Purpose of review: Terminology for posttransplant renal arterial lesions is confusing, with multiple terms being applied, the more common among them being the comprehensive terms, transplant arteriosclerosis and transplant atherosclerosis; endarteritis, for intimal lesions with an inflammatory component; and finally for advanced lesions with or without intimal inflammation, transplant arteriopathy. However, these latter lesions may present the appearance of banal arteriosclerosis, albeit more advanced expected on the basis of donor age. This review explores the distinctions to be drawn among these various descriptive terms.

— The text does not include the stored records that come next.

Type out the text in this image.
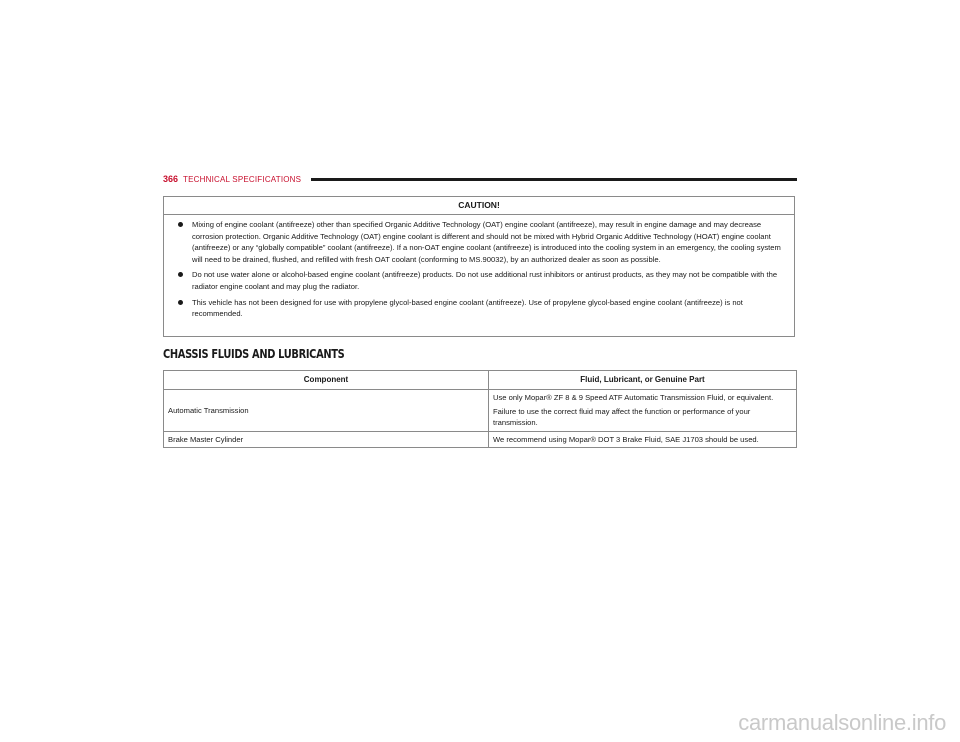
366 TECHNICAL SPECIFICATIONS
CAUTION!
Mixing of engine coolant (antifreeze) other than specified Organic Additive Technology (OAT) engine coolant (antifreeze), may result in engine damage and may decrease corrosion protection. Organic Additive Technology (OAT) engine coolant is different and should not be mixed with Hybrid Organic Additive Technology (HOAT) engine coolant (antifreeze) or any “globally compatible” coolant (antifreeze). If a non-OAT engine coolant (antifreeze) is introduced into the cooling system in an emergency, the cooling system will need to be drained, flushed, and refilled with fresh OAT coolant (conforming to MS.90032), by an authorized dealer as soon as possible.
Do not use water alone or alcohol-based engine coolant (antifreeze) products. Do not use additional rust inhibitors or antirust products, as they may not be compatible with the radiator engine coolant and may plug the radiator.
This vehicle has not been designed for use with propylene glycol-based engine coolant (antifreeze). Use of propylene glycol-based engine coolant (antifreeze) is not recommended.
CHASSIS FLUIDS AND LUBRICANTS
Component	Fluid, Lubricant, or Genuine Part
Automatic Transmission	Use only Mopar® ZF 8 & 9 Speed ATF Automatic Transmission Fluid, or equivalent.
Failure to use the correct fluid may affect the function or performance of your transmission.

Brake Master Cylinder	We recommend using Mopar® DOT 3 Brake Fluid, SAE J1703 should be used.
carmanualsonline.info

Recent findings: Cell-mediated arterial lesions due to T-cell cell-endothelial interactions and antibody-mediated lesions, due to antiendothelial cell antibodies, show many common features: myofibroblasts, some of recipient origin, laying down extracellular matrix. However, they differ in that cell-mediated intimal lesions initially have a prominent leukocytic component, usually absent in antibody-mediated lesions. The antibodies most frequently implicated are antihuman leukocyte antigen class I and class 2 antibodies. With the exception of a sometimes more cellular intima and initial absence of dense collagen and elastic fibers, these latter lesions resemble those of arteriosclerosis of aging.
Summary: Many instances of lesions designated as transplant arteriopathy are morphologically similar or identical to typical renal arteriosclerosis and could equally be regarded as accelerated arteriosclerosis.